Этим объясняется, что месяц за месяцем проходили, что Роберт был довольно близок к разгадке секрета «Амариллиды» и, тем не менее, до последних пор не исхитрился просунуть нос туда, куда требовалось, чтоб выведать тайну.

 

С другой стороны, с самого отплытия он втягивал Берда в дружескую откровенность. При этом он использовал метод, которому Мазарини не учил его. Желая узнать нечто, Роберт наводил на эту тему мальтийского рыцаря, которому ответ был неведом. Роберт давал ему понять, что тема беседы обладает великой значительностью, в частности для отыскания желанной Эскондиды. После этого, когда наступал вечер, рыцарь переадресовывал тот же вопрос доктору Берду.

Однажды ночью на верхней палубе они любовались звездами, и доктор заметил, что, судя по светилам, была полночь. Мальтийский рыцарь, подученный Робертом за несколько часов до этого, произнес: «Знать бы, который час теперь на Мальте…»

«Проще простого, – вырвалось у доктора. Но он сразу же спохватился: – То есть труднее трудного, я хотел сказать». Рыцарь спросил, отчего это нельзя вывести из подсчета меридианов. «Разве солнце не тратит ровно час на прохождение пятнадцати градусов румба? Значит, достаточно знать, что мы на столько – то градусов удалены от Средиземного моря, поделить на пятнадцать, взять, сколько сейчас времени у нас на корабле, и вычислить, сколько у них».

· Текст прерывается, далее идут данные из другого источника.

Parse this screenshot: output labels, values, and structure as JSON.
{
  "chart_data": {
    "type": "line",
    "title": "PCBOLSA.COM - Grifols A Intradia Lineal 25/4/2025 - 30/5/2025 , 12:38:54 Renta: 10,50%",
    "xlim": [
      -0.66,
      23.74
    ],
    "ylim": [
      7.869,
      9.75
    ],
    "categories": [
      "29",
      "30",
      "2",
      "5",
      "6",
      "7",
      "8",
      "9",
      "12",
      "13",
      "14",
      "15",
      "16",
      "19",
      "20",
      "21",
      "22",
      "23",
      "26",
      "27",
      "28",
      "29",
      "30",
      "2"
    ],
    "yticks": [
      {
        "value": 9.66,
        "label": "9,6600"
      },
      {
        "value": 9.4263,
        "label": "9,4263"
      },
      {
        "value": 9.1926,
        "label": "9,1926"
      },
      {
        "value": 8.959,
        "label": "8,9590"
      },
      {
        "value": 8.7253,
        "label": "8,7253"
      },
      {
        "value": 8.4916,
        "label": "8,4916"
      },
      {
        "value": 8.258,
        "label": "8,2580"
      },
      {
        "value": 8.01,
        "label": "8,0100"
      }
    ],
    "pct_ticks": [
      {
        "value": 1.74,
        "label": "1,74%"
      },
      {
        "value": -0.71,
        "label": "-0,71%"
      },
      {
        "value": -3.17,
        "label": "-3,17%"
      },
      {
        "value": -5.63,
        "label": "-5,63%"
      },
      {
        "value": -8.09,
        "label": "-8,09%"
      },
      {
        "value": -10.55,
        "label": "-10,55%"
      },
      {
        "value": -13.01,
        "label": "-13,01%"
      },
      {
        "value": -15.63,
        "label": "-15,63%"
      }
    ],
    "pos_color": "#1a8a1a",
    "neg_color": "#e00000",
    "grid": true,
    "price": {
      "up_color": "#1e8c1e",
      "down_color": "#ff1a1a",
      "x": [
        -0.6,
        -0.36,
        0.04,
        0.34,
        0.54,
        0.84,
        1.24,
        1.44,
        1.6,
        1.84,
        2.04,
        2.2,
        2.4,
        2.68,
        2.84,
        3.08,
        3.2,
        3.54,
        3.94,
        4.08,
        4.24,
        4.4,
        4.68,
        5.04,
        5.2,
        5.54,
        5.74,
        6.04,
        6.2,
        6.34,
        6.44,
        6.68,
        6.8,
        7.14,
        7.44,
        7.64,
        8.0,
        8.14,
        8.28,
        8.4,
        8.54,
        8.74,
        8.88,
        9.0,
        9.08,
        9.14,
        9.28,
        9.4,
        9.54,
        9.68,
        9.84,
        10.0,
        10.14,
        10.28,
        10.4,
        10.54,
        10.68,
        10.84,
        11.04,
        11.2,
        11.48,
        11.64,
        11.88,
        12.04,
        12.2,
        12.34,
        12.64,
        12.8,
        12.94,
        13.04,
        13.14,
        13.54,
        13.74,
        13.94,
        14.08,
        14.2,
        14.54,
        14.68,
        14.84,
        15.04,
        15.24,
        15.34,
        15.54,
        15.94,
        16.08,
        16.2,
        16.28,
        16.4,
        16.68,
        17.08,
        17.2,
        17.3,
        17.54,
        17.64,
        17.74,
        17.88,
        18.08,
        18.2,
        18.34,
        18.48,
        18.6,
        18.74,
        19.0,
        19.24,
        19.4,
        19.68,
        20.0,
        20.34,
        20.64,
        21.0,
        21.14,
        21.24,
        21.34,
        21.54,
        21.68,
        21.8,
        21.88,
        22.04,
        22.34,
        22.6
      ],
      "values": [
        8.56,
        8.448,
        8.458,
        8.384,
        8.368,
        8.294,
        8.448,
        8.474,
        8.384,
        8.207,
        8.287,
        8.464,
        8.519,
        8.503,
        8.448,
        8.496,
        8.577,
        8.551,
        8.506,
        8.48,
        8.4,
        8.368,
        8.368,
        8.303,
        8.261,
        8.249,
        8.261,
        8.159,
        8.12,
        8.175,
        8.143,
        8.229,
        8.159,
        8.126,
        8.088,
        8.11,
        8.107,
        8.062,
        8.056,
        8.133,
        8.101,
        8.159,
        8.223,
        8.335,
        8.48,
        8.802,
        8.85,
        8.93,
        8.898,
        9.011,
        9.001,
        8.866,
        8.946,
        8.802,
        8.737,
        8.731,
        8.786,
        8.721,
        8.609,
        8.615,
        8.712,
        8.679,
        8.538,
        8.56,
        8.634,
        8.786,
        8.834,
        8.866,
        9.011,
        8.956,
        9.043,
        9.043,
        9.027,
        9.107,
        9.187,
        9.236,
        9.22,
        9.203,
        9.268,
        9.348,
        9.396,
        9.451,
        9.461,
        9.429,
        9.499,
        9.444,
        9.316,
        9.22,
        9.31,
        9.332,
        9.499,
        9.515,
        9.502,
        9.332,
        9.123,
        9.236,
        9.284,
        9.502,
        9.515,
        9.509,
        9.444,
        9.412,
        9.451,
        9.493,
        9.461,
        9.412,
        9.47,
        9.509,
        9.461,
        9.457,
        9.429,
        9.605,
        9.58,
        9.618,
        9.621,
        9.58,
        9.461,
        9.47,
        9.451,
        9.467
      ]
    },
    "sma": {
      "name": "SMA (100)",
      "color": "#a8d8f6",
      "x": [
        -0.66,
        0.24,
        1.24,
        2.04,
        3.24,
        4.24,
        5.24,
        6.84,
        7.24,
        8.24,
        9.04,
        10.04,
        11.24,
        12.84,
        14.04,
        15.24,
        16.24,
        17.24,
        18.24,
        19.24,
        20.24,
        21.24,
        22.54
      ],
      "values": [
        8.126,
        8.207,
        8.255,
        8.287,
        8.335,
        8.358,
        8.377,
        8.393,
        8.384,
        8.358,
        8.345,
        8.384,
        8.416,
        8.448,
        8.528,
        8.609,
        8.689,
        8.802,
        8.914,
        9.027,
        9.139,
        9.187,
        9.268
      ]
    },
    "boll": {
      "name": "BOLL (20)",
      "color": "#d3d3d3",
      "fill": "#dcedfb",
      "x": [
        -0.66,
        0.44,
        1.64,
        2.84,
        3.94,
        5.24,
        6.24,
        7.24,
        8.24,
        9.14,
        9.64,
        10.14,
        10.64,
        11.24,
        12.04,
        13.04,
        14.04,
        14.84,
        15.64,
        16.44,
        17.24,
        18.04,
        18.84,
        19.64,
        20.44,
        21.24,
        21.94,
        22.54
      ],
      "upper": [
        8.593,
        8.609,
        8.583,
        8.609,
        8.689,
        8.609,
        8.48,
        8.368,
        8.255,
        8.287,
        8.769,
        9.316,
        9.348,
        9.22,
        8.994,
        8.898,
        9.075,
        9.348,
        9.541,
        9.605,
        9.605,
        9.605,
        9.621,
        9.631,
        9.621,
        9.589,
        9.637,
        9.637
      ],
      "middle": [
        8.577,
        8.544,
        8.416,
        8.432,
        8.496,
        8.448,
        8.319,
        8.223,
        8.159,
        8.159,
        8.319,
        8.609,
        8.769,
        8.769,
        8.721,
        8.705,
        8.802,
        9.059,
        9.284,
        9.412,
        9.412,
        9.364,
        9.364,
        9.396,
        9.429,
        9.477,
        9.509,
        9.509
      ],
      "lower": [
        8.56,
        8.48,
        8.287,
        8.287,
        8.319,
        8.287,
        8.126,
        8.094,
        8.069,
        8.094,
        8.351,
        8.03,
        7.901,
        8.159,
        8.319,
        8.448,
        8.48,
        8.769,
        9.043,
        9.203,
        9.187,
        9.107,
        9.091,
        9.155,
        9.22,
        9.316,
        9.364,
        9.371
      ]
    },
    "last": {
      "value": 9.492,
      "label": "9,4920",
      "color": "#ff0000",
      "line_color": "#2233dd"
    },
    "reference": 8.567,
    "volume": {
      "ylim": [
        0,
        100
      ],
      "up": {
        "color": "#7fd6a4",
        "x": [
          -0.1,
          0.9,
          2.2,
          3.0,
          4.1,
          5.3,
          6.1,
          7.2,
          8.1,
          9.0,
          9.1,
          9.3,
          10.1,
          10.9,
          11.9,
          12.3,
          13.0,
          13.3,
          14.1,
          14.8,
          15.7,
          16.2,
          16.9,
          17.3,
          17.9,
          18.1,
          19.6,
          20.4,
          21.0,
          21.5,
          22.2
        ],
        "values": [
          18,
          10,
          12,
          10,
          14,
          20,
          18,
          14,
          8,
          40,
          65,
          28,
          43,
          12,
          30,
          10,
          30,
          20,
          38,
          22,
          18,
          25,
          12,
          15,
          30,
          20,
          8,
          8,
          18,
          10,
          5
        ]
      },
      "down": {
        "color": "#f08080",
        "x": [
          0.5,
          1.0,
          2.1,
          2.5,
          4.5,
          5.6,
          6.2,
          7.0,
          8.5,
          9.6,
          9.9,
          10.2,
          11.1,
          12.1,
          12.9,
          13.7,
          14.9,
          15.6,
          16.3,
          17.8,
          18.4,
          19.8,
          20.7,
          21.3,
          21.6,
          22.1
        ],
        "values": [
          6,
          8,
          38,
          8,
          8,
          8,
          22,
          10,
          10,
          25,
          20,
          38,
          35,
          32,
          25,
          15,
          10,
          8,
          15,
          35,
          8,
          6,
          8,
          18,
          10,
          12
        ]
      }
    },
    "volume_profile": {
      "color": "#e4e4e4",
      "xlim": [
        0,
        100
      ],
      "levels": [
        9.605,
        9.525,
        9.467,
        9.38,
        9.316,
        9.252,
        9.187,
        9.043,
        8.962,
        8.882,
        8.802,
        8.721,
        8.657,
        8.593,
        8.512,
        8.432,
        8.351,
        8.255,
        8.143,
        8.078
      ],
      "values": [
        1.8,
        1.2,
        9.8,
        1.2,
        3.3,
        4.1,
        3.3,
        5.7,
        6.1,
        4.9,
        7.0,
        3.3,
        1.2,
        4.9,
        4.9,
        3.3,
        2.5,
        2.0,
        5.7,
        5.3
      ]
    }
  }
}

«Вы как те астрономы, которые всю жизнь проковырялись с картами, но никогда не ходили в море. Иначе знали бы, что не существует возможности установить, на каком вы меридиане находитесь».

Берд кратко пересказывал то, что Роберту было уже известно. Мальтийскому же рыцарю все было внове, так что Берд истратил великое множество слов. «Древние полагали, что обладают безупречным методом, вычисляя по лунным затмениям. Вы понимаете, что происходит при затмении? В этот момент Солнце, Земля и Луна оказываются на одной оси и тенью Земли покрывается лик Луны. Поскольку поддается расчету и точный день и точный час ожидаемого затмения, надо только иметь под рукой таблицы Региомонтана, предположим, что некое затмение ожидается в Иерусалиме в полночь такого – то дня, ну, а у вас оно наступает в десять вечера. Значит, вас отделяют от Иерусалима два часа. Следовательно, ваша точка наблюдения отстоит на тридцать градусов долготы на запад от долготы Иерусалима».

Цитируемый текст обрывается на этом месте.